The Massachusetts Appeals Court ruled today that a woman locked up for more than a month after she was arrested at Logan Airport with two dozen bottles of shampoo and conditioner that were, in fact, shampoo and conditioner, won't get a dime from the state trooper who arrested her for cocaine trafficking because he followed the rules and legitimately thought at the time that she was a drug mule.
The court allowed that what happened to Johanna Ortiz in January, 2013 was "a tragic mistake," and that "the nightmare no doubt has scarred her," but said that Trooper John Morris is protected by the concept of "qualified immunity" - based on what he knew at the time, he had probable cause to arrest her and so did nothing wrong and is protected from any judgment.
Also, Ortiz's assertion that she heard a customs agent say the cocaine-positive test results from her luggage and the cash were negative - which might have bolstered her case that Morris did, in fact, do something wrong - were not admissible because they were not based on her "personal knowledge" - she was unable to identify the customs agent who allegedly said it because she heard it from another room.
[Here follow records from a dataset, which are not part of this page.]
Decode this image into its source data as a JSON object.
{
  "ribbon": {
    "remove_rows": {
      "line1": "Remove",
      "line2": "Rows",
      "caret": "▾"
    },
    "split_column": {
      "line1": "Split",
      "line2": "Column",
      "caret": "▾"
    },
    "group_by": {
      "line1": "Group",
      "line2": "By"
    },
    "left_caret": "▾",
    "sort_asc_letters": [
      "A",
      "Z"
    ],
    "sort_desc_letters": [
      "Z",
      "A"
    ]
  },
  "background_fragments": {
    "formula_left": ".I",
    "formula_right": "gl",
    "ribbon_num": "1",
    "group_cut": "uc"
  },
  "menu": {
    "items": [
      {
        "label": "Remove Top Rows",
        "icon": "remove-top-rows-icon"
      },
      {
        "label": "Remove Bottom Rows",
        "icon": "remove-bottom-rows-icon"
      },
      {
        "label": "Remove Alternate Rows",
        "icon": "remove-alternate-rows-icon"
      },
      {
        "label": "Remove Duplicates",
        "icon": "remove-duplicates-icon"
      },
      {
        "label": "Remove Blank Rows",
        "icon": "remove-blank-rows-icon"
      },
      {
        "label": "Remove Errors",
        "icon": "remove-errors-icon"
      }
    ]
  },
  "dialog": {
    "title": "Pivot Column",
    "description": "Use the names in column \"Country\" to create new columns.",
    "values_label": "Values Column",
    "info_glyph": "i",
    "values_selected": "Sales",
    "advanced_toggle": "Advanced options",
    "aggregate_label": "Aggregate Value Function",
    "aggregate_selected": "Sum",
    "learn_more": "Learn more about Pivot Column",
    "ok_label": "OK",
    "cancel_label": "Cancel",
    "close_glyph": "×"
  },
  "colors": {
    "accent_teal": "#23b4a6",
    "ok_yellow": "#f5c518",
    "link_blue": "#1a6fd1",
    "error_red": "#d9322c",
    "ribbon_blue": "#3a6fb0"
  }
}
Ortiz's nightmare began when she returned from a trip to the Dominican Republic with 23 bottles of shampoo and conditioner and 2 canisters of beauty products in her luggage.
Ortiz was pulled from the customs line and brought to a separate room with her luggage. A Customs drug-sniffing dog reacted to the bottles, some of which had "nonfactory, clear plastic seals around the opening," according to the court's summary of the case. Morris set his own drug-sniffing dog loose with the products and cash; it, too, reacted as if they contained cocaine.
Morris arrested her and filed a complaint charging Ortiz with trafficking in more than 10 kilograms of liquid cocaine. A judge in East Boston Municipal Court set bail at $200,000.
Unable to post bail, Ortiz was incarcerated. Ortiz was released thirty-seven days later, when prosecutors entered a nolle prosequi on the charges against her because laboratory tests were unable to show any controlled substances in the beauty products; they were, as Ortiz had claimed from the onset, simply shampoo and conditioner.
Ortiz sued in 2015 for damages for the alleged violations of her civil rights.
But in their ruling today, the appellate justices upheld a decision by a Superior Court judge to dismiss the case, and said there's nothing they can do.
In the context of a warrantless arrest, a reasonable belief of probable cause held by an arresting officer, even if ultimately mistaken, entitles the officer to qualified immunity. ... Because probable cause, by its nature, "turn[s] on the assessment of probabilities in particular factual contexts and cannot be reduced to a neat set of legal rules" (quotation omitted), qualified immunity will protect an officer in the absence of an identified body of relevant case law that clearly establishes the answer with respect to probable cause.
Here, the undisputed record shows that Morris was told by CBP agents that Ortiz had twenty-three containers and two canisters in her luggage, the CBP canine had alerted to the presence of narcotics in these items, and field tests were positive, erroneously as it turned out, for the presence of cocaine in these items. ... Morris also had been told that the containers lacked a factory seal and instead had a clear plastic covering;7 and, he knew from his experience and the experience of other agents and officers that cocaine was often packaged in this manner. Morris knew that Ortiz had an envelope containing $660, separate from her wallet, which (based on his experience and training) he believed to be consistent with the value of a drug courier's fee for transporting the volume of cocaine suspected to be held within the containers. Finally, Morris's own canine alerted to the presence of drugs on the currency. Together, this information provided probable cause to believe that Ortiz had committed the crime of trafficking in cocaine.